J Pain. 2013 Dec;14(12):1573-84. doi: 10.1016/j.jpain.2013.07.020. Epub 2013 Oct 14.
Several studies have reported reduced cerebral gray matter (GM) volume or density in chronic pain conditions, but there is limited research on the plasticity of the human cortex in response to psychological interventions. We investigated GM changes after cognitive-behavioral therapy (CBT) in patients with chronic pain. We used voxel-based morphometry to compare anatomic magnetic resonance imaging scans of 13 patients with mixed chronic pain types before and after an 11-week CBT treatment and to 13 healthy control participants. CBT led to significant improvements in clinical measures. Patients did not differ from healthy controls in GM anywhere in the brain. After treatment, patients had increased GM in the bilateral dorsolateral prefrontal, posterior parietal, subgenual anterior cingulate/orbitofrontal, and sensorimotor cortices, as well as hippocampus, and reduced GM in supplementary motor area. In most of these areas showing GM increases, GM became significantly higher than in controls. Decreased pain catastrophizing was associated with increased GM in the left dorsolateral prefrontal and ventrolateral prefrontal cortices, right posterior parietal cortex, somatosensory cortex, and pregenual anterior cingulate cortex. Although future studies with additional control groups will be needed to determine the specific roles of CBT on GM and brain function, we propose that increased GM in the prefrontal and posterior parietal cortices reflects greater top-down control over pain and cognitive reappraisal of pain, and that changes in somatosensory cortices reflect alterations in the perception of noxious signals.

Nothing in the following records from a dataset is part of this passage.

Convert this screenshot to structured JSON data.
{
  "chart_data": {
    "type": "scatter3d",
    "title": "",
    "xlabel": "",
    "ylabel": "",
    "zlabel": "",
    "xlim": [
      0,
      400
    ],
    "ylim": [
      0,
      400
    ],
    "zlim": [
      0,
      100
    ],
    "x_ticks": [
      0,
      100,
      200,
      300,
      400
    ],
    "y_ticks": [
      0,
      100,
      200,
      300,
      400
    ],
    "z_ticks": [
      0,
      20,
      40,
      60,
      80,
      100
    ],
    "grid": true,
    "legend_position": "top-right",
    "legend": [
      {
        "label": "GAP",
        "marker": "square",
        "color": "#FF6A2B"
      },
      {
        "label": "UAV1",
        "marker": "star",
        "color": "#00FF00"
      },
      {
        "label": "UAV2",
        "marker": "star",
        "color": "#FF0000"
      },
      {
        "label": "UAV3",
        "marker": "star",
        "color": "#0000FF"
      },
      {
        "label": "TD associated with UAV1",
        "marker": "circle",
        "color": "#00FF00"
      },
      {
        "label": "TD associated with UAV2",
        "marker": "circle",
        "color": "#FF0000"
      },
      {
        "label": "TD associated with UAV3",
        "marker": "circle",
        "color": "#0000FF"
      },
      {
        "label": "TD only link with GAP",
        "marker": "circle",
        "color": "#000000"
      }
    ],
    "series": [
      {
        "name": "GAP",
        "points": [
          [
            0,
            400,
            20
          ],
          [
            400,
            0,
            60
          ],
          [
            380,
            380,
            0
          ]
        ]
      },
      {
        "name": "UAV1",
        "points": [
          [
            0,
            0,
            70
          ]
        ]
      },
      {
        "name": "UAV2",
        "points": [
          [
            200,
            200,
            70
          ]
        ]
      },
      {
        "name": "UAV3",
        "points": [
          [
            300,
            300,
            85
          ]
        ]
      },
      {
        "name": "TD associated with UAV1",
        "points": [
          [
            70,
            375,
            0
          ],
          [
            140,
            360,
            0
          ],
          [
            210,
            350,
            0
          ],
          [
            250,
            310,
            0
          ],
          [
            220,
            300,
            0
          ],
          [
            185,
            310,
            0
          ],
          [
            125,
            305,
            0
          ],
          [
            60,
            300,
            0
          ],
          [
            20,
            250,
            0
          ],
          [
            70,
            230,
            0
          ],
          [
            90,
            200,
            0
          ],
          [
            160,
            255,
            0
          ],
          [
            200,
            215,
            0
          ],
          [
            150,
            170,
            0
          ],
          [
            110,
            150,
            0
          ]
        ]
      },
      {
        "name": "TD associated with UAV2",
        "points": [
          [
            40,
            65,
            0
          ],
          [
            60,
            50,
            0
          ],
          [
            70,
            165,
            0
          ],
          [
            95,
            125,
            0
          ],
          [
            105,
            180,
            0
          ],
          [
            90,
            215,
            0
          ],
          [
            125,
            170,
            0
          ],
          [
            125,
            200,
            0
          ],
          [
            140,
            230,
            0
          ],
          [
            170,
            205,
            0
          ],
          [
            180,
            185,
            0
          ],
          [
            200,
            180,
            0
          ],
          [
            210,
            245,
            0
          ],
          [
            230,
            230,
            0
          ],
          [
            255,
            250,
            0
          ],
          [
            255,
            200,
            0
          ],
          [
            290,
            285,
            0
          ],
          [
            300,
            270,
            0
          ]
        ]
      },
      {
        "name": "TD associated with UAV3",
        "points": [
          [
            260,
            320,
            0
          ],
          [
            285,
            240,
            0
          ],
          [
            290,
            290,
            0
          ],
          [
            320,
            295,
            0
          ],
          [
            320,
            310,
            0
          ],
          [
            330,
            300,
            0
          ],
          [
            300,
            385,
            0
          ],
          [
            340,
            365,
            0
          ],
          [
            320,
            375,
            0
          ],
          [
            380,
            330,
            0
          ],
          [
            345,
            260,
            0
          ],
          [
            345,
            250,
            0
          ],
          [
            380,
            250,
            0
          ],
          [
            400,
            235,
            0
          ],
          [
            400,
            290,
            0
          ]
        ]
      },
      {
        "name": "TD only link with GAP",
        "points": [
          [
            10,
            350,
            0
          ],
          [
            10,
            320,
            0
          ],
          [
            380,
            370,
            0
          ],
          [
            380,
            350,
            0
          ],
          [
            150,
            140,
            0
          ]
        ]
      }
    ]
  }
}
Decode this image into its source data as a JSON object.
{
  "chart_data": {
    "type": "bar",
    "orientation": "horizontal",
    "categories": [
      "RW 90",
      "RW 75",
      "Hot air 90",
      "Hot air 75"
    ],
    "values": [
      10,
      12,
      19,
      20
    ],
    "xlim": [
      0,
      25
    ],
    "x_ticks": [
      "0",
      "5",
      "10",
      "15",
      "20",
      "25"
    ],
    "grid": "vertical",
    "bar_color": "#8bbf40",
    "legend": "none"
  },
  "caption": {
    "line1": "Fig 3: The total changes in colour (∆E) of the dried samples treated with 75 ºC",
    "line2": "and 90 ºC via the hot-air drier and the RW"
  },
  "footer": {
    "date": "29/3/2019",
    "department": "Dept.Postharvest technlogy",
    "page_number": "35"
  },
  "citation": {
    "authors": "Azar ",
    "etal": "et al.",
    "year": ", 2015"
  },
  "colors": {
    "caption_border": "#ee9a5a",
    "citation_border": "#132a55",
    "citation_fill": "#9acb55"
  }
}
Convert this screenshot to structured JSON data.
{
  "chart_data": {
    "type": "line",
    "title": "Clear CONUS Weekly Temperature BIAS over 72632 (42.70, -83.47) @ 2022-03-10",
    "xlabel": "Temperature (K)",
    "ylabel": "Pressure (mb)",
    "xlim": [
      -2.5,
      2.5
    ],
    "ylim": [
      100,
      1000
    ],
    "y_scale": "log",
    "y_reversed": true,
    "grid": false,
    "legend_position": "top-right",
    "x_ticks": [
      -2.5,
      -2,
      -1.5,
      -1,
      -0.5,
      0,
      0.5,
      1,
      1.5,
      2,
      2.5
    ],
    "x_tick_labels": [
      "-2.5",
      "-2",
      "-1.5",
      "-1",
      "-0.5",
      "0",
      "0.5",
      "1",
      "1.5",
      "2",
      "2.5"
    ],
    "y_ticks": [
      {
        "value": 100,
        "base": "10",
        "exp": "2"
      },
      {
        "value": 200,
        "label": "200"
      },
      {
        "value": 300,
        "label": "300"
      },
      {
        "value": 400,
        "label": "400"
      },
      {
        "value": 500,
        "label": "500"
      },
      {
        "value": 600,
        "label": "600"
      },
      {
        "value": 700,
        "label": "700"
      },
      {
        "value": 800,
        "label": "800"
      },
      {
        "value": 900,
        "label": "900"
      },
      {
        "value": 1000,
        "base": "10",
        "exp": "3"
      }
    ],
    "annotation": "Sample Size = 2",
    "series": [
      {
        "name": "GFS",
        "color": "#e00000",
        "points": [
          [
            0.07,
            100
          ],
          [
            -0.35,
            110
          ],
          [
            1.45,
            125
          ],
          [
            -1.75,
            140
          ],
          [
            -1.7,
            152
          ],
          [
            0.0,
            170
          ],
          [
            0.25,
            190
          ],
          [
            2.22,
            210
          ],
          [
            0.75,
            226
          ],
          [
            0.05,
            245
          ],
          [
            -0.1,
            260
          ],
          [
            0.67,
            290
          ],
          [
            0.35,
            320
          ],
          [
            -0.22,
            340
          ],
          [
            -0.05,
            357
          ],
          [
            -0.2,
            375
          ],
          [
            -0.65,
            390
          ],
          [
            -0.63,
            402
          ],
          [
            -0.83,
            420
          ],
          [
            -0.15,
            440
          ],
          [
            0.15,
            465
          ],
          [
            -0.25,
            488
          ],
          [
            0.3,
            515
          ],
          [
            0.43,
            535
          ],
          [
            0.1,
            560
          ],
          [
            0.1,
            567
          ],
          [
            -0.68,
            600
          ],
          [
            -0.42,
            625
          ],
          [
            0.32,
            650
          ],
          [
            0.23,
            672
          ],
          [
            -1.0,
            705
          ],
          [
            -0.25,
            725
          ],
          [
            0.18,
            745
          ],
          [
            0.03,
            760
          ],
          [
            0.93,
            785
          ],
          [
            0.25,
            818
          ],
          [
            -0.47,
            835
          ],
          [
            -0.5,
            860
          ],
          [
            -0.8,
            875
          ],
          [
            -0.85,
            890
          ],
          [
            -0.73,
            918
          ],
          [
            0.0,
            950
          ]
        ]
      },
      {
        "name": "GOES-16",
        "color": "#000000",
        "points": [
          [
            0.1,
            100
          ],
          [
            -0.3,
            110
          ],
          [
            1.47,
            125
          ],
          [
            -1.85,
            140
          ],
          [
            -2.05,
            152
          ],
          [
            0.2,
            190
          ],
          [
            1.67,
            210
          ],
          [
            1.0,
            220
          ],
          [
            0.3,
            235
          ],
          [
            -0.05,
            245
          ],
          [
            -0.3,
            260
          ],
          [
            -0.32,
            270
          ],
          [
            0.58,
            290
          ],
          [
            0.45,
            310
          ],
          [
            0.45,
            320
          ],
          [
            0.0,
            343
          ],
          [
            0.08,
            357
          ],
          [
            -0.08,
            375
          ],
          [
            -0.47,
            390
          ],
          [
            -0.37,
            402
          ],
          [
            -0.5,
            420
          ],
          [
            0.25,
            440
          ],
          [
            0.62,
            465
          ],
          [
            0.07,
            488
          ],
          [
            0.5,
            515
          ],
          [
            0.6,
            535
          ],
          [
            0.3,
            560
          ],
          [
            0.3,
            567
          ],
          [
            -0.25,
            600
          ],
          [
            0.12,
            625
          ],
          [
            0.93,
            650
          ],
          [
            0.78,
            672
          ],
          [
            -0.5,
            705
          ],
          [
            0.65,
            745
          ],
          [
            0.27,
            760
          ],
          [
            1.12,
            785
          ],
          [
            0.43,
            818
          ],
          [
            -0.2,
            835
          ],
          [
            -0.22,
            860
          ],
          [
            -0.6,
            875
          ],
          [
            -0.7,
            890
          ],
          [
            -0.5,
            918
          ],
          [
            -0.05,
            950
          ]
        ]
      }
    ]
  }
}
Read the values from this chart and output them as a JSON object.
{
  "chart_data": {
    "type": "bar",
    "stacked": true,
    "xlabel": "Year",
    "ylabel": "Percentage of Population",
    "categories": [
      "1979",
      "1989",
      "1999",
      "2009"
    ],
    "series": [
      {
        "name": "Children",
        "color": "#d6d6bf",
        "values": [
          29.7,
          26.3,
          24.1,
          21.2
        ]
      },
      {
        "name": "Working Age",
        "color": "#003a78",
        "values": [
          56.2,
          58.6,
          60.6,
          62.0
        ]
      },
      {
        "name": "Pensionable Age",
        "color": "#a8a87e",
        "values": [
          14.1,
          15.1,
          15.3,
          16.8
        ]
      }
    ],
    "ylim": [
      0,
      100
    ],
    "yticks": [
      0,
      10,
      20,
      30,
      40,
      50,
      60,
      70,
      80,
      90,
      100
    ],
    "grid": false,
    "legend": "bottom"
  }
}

An 11-week CBT intervention for coping with chronic pain resulted in increased GM volume in prefrontal and somatosensory brain regions, as well as increased dorsolateral prefrontal volume associated with reduced pain catastrophizing. These results add to mounting evidence that CBT can be a valuable treatment option for chronic pain.
几项研究报告称,慢性疼痛状况下大脑灰质(GM)体积或密度减少,但关于人类大脑皮层对心理干预的可塑性的研究有限。我们研究了慢性疼痛患者认知行为疗法(CBT)后的 GM 变化。我们使用基于体素的形态测量法,比较了 13 名混合慢性疼痛类型患者在 11 周 CBT 治疗前后和 13 名健康对照参与者的解剖磁共振成像扫描。CBT 导致临床指标显著改善。患者在大脑任何部位的 GM 与健康对照组均无差异。治疗后,患者双侧背外侧前额叶、后顶叶、前扣带回/眶额皮质和感觉运动皮质以及海马区 GM 增加,而辅助运动区 GM 减少。在大多数显示 GM 增加的区域中,GM 明显高于对照组。疼痛灾难化的减少与左背外侧前额叶和腹外侧前额叶皮质、右后顶叶皮质、体感皮质和前扣带回皮质 GM 的增加有关。尽管需要进一步的研究,包括其他对照组,以确定 CBT 对 GM 和大脑功能的具体作用,但我们提出,前额叶和后顶叶皮质 GM 的增加反映了对疼痛的自上而下的控制增强和对疼痛的认知再评价,体感皮质的变化反映了对有害信号的感知改变。
应对慢性疼痛的 11 周 CBT 干预导致前额叶和体感脑区 GM 体积增加,以及与疼痛灾难化减少相关的背外侧前额叶体积增加。这些结果增加了越来越多的证据表明,CBT 可能是慢性疼痛的一种有价值的治疗选择。